As a freelancer or self-employed individual, it can feel a little lonely when you’re applying for a home loan. After all, these processes were designed to serve the majority of the local populace – and to date, 92% of the workforce still have traditional office jobs.
The good news is that the self-employed population has since grown to a size of 200,000 and is increasing every year. As a result, more housing policies now include the interests of freelancers and self-employed folks.
That makes this an opportune time to share with you the latest considerations and how to secure a larger housing loan if you’re a freelancer or self-employed.
Here’s what you’ll learn:
As long as you work for yourself and aren’t employed by a company, you’re considered as self-employed.
Common examples include insurance agents, real estate agents, tuition teachers, freelancers, and so on.
Money talks. Your income is how the relevant authorities evaluate the amount they can give you. As a freelancer/self-employed individual, your income can vary depending on your business. Banks/HDB may feel uneasy unless they know that you can pay them back. For this reason, they require more concrete evidence that justifies your income over time. This brings us to point 2.
Many freelancers skip their CPF contributions to retain more spending income. In the long run, this can hinder family planning if you fail to obtain a larger housing loan.
You should have a record of CPF contributions for at least the past 2 years, or your latest IRAS Notice of Assessment. Tax filings are good support documents to support your loan applications.
Stable employment means a steady income stream. It’s vital for those freelancing or self-employed to note this. To justify your loan applications, you must provide evidence to show that you’ve been working consistently for the past 2 years. Other forms of verification can be through your bank statements from the past 6 months.
This is applicable if you’re getting a bank loan. Based on how well you’ve managed your credit in the past, banks determine your creditworthiness for the future. As home loans generally come with long-term tenure, credit score is a huge deciding factor.
To determine your credit score, banks look at the frequency of defaults or late payments. That means if you’re self-employed, it’s best to pay your bills punctually even when you’re low on income!
And on a more obvious (and grim) note, if you’ve ever declared bankruptcy, this puts a major dent in your credit score.
TDSR determines the maximum amount you can borrow. To ensure that you don’t overextend yourself, TDSR takes into account the repayments of all your existing credit expenses (e.g. car loan, study loan, credit card debts, etc.). Your total credit expenses should not exceed 60% of your monthly salary.

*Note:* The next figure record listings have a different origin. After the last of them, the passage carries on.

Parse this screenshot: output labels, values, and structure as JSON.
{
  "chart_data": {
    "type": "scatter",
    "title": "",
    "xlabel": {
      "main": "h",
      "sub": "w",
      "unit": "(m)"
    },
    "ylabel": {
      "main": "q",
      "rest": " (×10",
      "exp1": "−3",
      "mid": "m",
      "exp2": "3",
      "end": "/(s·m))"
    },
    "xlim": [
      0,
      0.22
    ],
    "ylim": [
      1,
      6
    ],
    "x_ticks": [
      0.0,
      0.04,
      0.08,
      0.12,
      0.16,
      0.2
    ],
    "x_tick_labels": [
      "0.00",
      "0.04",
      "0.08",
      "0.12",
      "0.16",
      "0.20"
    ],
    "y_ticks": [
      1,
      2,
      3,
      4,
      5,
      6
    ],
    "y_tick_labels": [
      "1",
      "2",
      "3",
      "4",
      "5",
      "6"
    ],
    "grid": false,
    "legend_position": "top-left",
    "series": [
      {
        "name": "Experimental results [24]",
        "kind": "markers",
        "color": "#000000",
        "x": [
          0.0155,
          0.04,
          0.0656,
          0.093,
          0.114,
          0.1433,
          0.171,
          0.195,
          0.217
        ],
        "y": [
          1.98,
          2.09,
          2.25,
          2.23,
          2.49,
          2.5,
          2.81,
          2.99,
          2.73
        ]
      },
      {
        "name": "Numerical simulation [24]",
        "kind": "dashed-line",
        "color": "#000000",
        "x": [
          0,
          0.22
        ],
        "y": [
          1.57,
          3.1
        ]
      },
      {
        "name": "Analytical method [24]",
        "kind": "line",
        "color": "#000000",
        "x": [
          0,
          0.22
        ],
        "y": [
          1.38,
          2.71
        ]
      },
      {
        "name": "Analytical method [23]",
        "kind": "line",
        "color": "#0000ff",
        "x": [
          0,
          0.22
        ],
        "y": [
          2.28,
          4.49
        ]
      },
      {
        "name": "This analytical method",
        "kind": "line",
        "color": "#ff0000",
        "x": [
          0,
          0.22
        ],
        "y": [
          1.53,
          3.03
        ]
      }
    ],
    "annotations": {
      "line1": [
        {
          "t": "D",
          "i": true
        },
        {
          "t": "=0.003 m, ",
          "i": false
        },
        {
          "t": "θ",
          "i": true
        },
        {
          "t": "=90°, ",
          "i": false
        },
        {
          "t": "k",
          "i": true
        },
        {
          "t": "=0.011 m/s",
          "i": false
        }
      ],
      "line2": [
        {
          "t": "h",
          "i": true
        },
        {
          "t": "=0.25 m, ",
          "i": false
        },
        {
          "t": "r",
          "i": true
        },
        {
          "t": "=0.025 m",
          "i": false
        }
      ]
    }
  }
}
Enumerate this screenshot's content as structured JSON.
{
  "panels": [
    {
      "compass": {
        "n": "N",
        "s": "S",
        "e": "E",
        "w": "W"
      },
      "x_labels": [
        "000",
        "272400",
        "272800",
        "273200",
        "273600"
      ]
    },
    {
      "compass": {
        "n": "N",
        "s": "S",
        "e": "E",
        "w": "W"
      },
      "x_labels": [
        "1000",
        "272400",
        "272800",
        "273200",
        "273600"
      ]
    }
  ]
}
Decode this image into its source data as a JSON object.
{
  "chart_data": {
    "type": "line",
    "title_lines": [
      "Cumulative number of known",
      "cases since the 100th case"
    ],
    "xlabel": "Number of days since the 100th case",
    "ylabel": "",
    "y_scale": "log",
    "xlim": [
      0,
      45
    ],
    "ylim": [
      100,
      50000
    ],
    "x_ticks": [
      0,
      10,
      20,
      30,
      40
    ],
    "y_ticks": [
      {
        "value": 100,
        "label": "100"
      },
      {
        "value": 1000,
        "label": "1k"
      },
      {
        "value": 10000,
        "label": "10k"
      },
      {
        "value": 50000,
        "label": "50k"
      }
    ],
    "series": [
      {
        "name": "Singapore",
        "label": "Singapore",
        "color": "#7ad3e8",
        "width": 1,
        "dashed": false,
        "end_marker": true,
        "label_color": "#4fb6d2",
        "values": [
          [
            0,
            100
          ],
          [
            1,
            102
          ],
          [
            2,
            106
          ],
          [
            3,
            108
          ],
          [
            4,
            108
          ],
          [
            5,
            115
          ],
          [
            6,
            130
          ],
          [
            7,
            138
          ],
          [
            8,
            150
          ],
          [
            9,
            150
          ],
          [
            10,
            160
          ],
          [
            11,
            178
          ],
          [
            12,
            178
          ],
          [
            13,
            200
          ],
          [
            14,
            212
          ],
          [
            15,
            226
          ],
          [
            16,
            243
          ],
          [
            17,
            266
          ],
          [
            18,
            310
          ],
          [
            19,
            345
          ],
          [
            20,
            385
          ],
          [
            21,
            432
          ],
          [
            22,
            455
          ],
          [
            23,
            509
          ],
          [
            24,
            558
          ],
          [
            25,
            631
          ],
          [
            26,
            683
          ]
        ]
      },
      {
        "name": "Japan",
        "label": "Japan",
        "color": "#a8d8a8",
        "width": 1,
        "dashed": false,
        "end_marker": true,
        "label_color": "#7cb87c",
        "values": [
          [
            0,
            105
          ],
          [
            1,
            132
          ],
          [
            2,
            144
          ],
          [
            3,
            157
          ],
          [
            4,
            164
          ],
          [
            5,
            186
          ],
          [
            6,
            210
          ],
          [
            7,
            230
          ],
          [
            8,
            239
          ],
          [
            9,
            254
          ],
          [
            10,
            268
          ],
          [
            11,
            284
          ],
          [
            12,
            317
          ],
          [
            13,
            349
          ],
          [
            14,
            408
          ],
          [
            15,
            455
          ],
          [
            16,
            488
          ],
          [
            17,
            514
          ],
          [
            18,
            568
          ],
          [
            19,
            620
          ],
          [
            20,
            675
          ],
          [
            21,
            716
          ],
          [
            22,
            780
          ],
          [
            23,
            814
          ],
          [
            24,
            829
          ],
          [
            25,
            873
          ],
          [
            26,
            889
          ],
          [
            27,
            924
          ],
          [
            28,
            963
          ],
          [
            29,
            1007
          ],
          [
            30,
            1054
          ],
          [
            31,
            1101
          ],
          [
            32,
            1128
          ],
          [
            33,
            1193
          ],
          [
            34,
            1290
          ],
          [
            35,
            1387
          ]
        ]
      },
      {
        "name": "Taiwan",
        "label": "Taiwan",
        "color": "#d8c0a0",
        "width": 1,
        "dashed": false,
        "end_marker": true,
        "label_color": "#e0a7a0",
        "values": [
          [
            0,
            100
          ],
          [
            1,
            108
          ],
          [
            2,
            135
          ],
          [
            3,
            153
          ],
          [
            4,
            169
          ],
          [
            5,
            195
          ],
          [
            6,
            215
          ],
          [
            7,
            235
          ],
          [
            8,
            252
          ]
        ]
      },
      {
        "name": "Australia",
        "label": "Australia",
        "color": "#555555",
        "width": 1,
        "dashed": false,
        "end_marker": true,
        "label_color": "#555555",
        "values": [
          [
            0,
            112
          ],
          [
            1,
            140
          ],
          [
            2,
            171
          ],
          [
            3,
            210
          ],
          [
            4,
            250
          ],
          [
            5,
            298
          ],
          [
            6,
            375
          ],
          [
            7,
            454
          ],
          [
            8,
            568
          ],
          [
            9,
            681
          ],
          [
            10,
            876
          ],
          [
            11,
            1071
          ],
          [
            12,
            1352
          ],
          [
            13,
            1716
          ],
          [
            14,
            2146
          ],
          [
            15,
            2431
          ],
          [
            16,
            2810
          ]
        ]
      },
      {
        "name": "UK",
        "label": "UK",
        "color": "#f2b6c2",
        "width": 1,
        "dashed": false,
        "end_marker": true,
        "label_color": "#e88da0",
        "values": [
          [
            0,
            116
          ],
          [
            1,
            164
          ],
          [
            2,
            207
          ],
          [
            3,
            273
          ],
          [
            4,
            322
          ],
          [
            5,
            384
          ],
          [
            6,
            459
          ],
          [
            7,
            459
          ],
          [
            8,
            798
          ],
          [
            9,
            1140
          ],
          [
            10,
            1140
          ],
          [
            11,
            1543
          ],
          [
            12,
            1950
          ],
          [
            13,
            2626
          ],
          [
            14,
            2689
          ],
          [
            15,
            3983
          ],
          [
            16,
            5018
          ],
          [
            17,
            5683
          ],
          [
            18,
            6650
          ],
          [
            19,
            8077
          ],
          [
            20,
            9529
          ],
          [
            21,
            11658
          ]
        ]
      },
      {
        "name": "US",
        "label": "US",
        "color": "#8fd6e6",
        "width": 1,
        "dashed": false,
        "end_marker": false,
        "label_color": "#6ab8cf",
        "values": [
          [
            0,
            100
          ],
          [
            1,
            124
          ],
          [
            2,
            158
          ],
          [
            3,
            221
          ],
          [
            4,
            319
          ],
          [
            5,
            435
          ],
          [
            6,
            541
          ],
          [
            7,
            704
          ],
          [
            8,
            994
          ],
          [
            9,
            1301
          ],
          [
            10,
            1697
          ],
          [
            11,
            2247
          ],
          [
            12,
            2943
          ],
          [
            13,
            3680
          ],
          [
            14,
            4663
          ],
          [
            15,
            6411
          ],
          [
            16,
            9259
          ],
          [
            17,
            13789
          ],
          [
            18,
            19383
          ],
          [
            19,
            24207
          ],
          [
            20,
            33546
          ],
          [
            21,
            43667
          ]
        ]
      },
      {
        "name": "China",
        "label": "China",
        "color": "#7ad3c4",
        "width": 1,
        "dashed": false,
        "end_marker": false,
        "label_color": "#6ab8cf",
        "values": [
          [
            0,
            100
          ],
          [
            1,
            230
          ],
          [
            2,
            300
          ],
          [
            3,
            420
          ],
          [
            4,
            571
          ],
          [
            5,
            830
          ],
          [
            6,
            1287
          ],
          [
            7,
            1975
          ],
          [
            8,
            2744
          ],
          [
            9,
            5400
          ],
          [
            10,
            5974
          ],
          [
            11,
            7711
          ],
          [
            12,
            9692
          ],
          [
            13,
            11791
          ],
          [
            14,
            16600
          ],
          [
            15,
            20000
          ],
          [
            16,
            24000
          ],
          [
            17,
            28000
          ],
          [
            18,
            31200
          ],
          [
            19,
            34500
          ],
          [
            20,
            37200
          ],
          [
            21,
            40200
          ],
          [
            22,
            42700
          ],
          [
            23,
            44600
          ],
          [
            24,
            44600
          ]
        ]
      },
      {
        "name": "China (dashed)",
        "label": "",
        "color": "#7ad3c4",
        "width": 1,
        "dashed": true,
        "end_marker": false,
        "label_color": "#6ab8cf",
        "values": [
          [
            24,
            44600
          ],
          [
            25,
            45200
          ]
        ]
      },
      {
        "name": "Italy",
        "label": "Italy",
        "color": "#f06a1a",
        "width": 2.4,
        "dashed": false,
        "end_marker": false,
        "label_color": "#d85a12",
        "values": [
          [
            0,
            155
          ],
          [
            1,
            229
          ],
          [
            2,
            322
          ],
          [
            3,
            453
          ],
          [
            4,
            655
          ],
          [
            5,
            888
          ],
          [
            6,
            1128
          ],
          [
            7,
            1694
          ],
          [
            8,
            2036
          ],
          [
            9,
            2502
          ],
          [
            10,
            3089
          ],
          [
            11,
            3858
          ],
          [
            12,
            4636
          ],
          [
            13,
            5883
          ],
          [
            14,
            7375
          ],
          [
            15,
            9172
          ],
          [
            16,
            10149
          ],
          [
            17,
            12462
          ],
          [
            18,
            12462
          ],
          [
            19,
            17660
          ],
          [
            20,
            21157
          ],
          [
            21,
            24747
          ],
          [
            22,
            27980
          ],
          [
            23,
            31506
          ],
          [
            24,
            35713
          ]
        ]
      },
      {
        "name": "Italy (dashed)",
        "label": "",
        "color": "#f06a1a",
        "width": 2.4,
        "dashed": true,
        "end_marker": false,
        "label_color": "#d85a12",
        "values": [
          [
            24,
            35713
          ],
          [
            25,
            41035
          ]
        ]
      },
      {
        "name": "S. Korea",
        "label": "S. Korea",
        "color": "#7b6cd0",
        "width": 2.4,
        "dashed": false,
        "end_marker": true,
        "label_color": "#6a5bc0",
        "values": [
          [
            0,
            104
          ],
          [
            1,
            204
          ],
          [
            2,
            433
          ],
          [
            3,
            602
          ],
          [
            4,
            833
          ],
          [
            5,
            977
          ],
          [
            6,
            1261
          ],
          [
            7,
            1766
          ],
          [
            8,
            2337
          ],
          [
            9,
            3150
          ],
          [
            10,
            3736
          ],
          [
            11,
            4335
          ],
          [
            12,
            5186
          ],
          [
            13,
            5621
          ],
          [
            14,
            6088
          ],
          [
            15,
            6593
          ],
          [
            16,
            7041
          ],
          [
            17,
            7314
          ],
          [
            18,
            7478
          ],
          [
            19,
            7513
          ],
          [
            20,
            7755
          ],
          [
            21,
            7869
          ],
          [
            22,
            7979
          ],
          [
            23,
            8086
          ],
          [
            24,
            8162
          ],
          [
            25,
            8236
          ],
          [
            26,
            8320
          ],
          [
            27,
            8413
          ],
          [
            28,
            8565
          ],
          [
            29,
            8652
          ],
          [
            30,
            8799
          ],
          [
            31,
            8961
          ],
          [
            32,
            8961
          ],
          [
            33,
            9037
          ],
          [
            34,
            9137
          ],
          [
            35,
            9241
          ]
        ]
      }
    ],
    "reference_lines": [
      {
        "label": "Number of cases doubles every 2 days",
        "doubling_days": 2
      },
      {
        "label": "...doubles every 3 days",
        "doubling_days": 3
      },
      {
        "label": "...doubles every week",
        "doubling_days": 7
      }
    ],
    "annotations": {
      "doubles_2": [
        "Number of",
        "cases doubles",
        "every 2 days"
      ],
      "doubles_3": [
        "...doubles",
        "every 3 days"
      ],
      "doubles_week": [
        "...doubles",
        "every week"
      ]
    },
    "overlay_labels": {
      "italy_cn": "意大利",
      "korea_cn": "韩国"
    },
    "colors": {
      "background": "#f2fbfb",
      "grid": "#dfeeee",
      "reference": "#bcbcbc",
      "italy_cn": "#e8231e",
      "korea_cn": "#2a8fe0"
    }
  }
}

The conditions are even more stringent when you apply for a home loan on freelance income. Financial institutions generally assume your income is unstable, so they’ll reduce your stated monthly income by 30% when calculating your TDSR. (Read also: 3 Easy Keys to Deciding Between HDB vs Bank Loan)
Sally is a regular civil servant who earns $9000 a month. She is currently servicing her car loan and credit card expenses. She is considering applying for a loan to finance her new home with a monthly repayment of $1500.
As Sally’s TDSR is less than the stipulated 60%, she would’ve gotten her loan approved.
Sally’s close friend, Nelly, is a freelance designer who similarly earns an average of $9000 per month. She has similar expenses compared to Sally and is currently considering taking up a home loan to buy a condo.
Unfortunately, as a freelancer, only 70% of Nelly’s $9,000 monthly income will be considered in the loan application. After factoring in her current loan obligations, a $1,500 home loan repayment would put her loans at 71.5% of her monthly income — way above the 60% TDSR limit. The bank rejects her loan application.
There are three main ways around it:
The MSR applies to those taking a loan to purchase an HDB flat or Executive Condo (EC). MSR limits your home loan repayments to 30% of your monthly income. Once again, there is a 30% reduction in your monthly salary if you’re self-employed.
Nelly decides to buy an HDB flat instead and is subjected to the MSR.
As Nelly’s MSR is lower than the regulated 30%, she can get her loan approved if it’s solely based on the MSR.
A year before applying for loans, you can take on more jobs (and therefore earn more income). The income value used for the loan calculations will be based on the higher amount you’ve earned for that whole year (as evidenced in your bank or CPF statements). After you’ve successfully secured a larger home loan, you can go back to working at your own preferred pace.